Combination Products, Quality/Risk Management, Submission & Registration, US Regulatory Affairs
4 Year Degree
Director of Regulatory Affairs will manage US investigational new drug (IND) applications, ex-US clinical trial applications (CTA), new drug applications (NDA) and related correspondence from the US Food and Drug Administration (FDA) and other regulatory authorities. Represents Regulatory Affairs in interdepartmental teams and projects.
Essential Duties and Responsibilities:
Execute, independently or with very limited guidance and supervision, product development and regulatory strategies regarding submissions and/or compliance issues
Manages the preparation, submission and maintenance of US and ex-US Regulatory applications, including routine amendments, annual reports, IND safety reports, and correspondence to FDA in both paper and electronic format
Works with external vendors to plan, prepare, submit, and maintain CTAs in Europe, Asia, and other regions as needed.
Primary contact with regulatory agencies for regulatory compliance and global product registrations.
Manages FDA submissions, including Pre-IND or NDA meeting planning, follow ups, and inspections.
Represent Regulatory Affairs in cross-functional clinical development program teams
Review clinical trial-related documentation (e.g., protocols, informed consents, clinical study reports) for compliance with regulatory guidance’s and alignment with study objectives
Identify potential areas of regulatory compliance vulnerability and risk; develops/implements corrective action plans for issue resolution, and provide general guidance on avoiding related problems in the future.

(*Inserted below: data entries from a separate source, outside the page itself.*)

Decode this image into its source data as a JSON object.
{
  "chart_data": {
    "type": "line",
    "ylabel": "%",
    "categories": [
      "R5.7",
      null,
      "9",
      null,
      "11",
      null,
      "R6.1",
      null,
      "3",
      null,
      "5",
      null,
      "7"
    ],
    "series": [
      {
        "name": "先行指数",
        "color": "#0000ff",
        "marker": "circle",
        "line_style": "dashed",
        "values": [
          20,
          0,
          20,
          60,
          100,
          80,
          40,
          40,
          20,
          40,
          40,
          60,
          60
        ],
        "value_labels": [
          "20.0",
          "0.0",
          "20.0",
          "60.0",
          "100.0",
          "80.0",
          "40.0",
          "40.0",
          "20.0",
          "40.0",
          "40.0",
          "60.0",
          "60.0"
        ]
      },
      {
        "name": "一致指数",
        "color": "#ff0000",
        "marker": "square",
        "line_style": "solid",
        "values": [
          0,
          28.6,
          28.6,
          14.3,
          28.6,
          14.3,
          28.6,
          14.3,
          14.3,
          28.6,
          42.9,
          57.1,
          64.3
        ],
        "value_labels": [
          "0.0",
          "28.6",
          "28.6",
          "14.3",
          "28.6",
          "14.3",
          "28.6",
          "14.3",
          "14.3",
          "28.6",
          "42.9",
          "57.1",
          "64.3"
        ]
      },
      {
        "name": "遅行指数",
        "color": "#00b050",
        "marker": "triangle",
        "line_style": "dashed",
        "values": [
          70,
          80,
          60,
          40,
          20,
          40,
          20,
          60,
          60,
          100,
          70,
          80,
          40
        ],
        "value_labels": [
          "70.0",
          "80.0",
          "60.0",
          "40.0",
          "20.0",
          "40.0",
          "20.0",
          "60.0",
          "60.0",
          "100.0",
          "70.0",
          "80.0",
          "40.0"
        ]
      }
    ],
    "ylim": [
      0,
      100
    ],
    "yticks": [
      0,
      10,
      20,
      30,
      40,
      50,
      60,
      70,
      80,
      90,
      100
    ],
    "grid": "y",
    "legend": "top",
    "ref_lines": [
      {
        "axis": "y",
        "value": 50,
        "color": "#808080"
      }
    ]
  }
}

Provide guidance on Quality and SOPs relevant to the regulatory function.
Coordinate corporate wide on-going regulatory training to Verrica office, field colleagues, medical congress booth staff, as well as speakers and vendors on regulatory issues pertaining to product promotions.
Regularly monitor the regulatory compliance trends in the industry, interpret new regulations, guidance documents and enforcement activities, and evaluate the impact on the industry and the company.
Lead development of commercial regulatory strategies, policies, cross-functional projects, and interdepartmental decision-making.
Manage interdepartmental regulatory matters and provide regulatory guidance to other departments.
Bachelor's degree or higher degree with 12 years biopharmaceutical industry experience, including 10 years in Regulatory Affairs; equivalent combination of advanced degree and less experience will be considered.
Experience with drug-device combination products is a plus.
Excellent regulatory, writing, technical and problem-solving skills.
An understanding of relevant regulations and quality assurance requirements and a demonstrated ability to contribute to regulatory activities and deliver against program timelines required.
Internal Number: Reg-001
About Verrica Pharmaceuticals
Verrica Pharmaceuticals Inc. is an innovative clinical-stage medical dermatology company. We are committed to identifying, developing, and commercializing novel pharmaceutical products for the treatment of skin diseases and conditions with significant unmet needs. We seek to understand the patient journey and the healthcare provider landscape when developing our clinical programs, with the goal of delivering treatment solutions for millions of underserved patients.
Headquartered in West Chester, Pennsylvania, Verrica was founded in 2013. We are led by a seasoned management team with extensive pharmaceutical industry experience ranging from drug development through commercialization and collectively launched more than 50 products.